Wednesday, February 09, 2011

Rate Mayor Bloomberg "F"

Mayor Michael Bloomberg, obsessed with rating everything and everyone but himself, may be learning that only 23% of NYC high school grads are college ready. Naturally, he'll interpret this to mean the teachers are underworked, overpaid, and in need of being fired at will. The truth is this has much wider implications.

What it really says is that the test prep, test now, test later mantra of Bill Gates, Eli Broad, Michael Bloomberg and the other zillionaire educational experts is utter nonsense. Gates can roll out Finland as the model, but the fact is they don't use standardized tests there, they---get this---rely on teacher judgment. They don't vilify them, threaten them, hold them to ever-increasing AYP and other impossible standards. Of course, I can't imagine only 23% of their high school grads are college-ready.

Figures like these indicate that the 10 year corporatization of NYC schools has been an abysmal failure.
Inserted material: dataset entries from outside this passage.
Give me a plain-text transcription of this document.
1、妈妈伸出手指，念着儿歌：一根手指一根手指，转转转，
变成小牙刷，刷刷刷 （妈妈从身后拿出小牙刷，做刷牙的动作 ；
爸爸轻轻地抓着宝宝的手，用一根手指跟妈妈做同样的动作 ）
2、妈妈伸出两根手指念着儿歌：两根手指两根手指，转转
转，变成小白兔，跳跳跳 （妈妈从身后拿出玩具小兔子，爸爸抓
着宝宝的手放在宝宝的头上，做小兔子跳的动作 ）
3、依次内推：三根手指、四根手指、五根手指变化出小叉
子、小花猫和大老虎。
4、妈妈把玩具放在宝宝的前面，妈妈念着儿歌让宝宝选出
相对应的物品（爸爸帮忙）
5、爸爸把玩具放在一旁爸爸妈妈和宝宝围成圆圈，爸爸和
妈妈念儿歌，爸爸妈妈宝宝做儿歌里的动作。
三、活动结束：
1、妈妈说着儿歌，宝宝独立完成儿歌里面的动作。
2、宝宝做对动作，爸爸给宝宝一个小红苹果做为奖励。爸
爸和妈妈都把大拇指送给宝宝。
We all know what Michael Bloomberg likes to do to schools he considers failing. Well now his system of mayoral dictatorship has been in place for 10 years. It clearly does not serve our kids. It's time for him to be accountable, man up, take responsibility, or whatever expression billionaires use when the screw up royally.

The only fair solution is to phase out Tweed and replace it with new, smaller academies. We could have one for the arts, as kids are not automatons, created simply to take tests. We could have one for hands-on science, so that we could once again have NYC entries in the Intel science contest. Perhaps we could have another for history, which Mayor Bloomberg and his cronies are so hell-bent on forgetting.

To change things around, lets put teachers and parents in charge, so people who really care about kids can help them, rather than promoting unproven, ineffectual, and pointless programs initiated by self-appointed education experts like Michael Bloomberg. In view of his utter failure to accomplish anything of value over a decade, what advice would you offer the mayor?